José Maria Cardoso da Silva, an environmental geography professor at the University of Miami, said the study shows that three of the most biologically diverse river basins on earth are under high pressure from dam building, and countries are doing too little to prevent significant environmental harm from such development.

New roads built for dam construction create new economic opportunities, or “economic frontiers,” such as logging in previously untouched rainforests, creating unregulated access and deforestation, which is a major source of carbon dioxide emissions fueling climate change, he said.

Methane emissions from newly-built reservoirs only increase hydropower’s impact on the climate, he said.

“Nothing is going to change if we do not propose feasible solutions so that megadiverse countries can produce the clean and renewable energy to sustain their development without damage to their extraordinary biodiversity,” Silva said.
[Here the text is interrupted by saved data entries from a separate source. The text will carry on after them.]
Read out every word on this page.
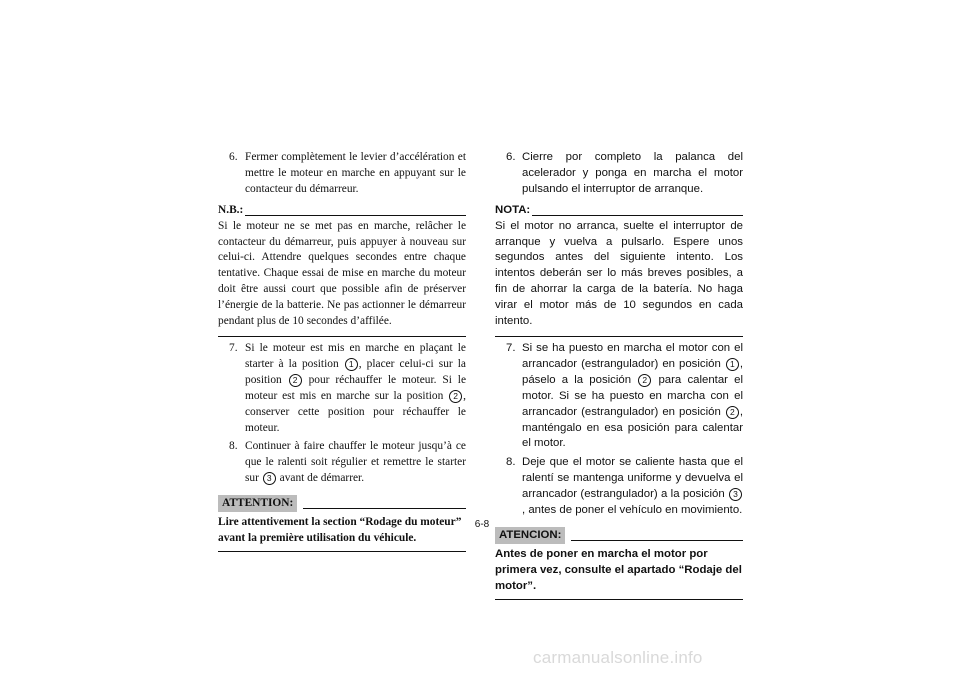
6. Fermer complètement le levier d’accélération et mettre le moteur en marche en appuyant sur le contacteur du démarreur.
N.B.:
Si le moteur ne se met pas en marche, relâcher le contacteur du démarreur, puis appuyer à nouveau sur celui-ci. Attendre quelques secondes entre chaque tentative. Chaque essai de mise en marche du moteur doit être aussi court que possible afin de préserver l’énergie de la batterie. Ne pas actionner le démarreur pendant plus de 10 secondes d’affilée.
7. Si le moteur est mis en marche en plaçant le starter à la position 1 , placer celui-ci sur la position 2 pour réchauffer le moteur. Si le moteur est mis en marche sur la position 2 , conserver cette position pour réchauffer le moteur.
8. Continuer à faire chauffer le moteur jusqu’à ce que le ralenti soit régulier et remettre le starter sur 3 avant de démarrer.
ATTENTION:
Lire attentivement la section “Rodage du moteur” avant la première utilisation du véhicule.
6. Cierre por completo la palanca del acelerador y ponga en marcha el motor pulsando el interruptor de arranque.
NOTA:
Si el motor no arranca, suelte el interruptor de arranque y vuelva a pulsarlo. Espere unos segundos antes del siguiente intento. Los intentos deberán ser lo más breves posibles, a fin de ahorrar la carga de la batería. No haga virar el motor más de 10 segundos en cada intento.
7. Si se ha puesto en marcha el motor con el arrancador (estrangulador) en posición 1 , páselo a la posición 2 para calentar el motor. Si se ha puesto en marcha con el arrancador (estrangulador) en posición 2 , manténgalo en esa posición para calentar el motor.
8. Deje que el motor se caliente hasta que el ralentí se mantenga uniforme y devuelva el arrancador (estrangulador) a la posición 3, antes de poner el vehículo en movimiento.
ATENCION:
Antes de poner en marcha el motor por primera vez, consulte el apartado “Rodaje del motor”.
6-8
carmanualsonline.info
Mauro Galetti, a Sao Paulo State University conservation biologist in Brazil who published a study in December showing that a decline in biodiversity in tropical forests reduces their ability to store carbon, said dam building is a “major disaster.”

“Many politicians and engineers proclaim that hydroelectric power dams is a ‘green energy,’ but this is a big mistake,” he said. “Hydroelectric dams create a huge impact on climate, biodiversity and people’s health. This study alerts us to the large-scale impact of dams in tropical forests, and if these projected dams are built, we will have a worse scenario for climate change than we would expect.”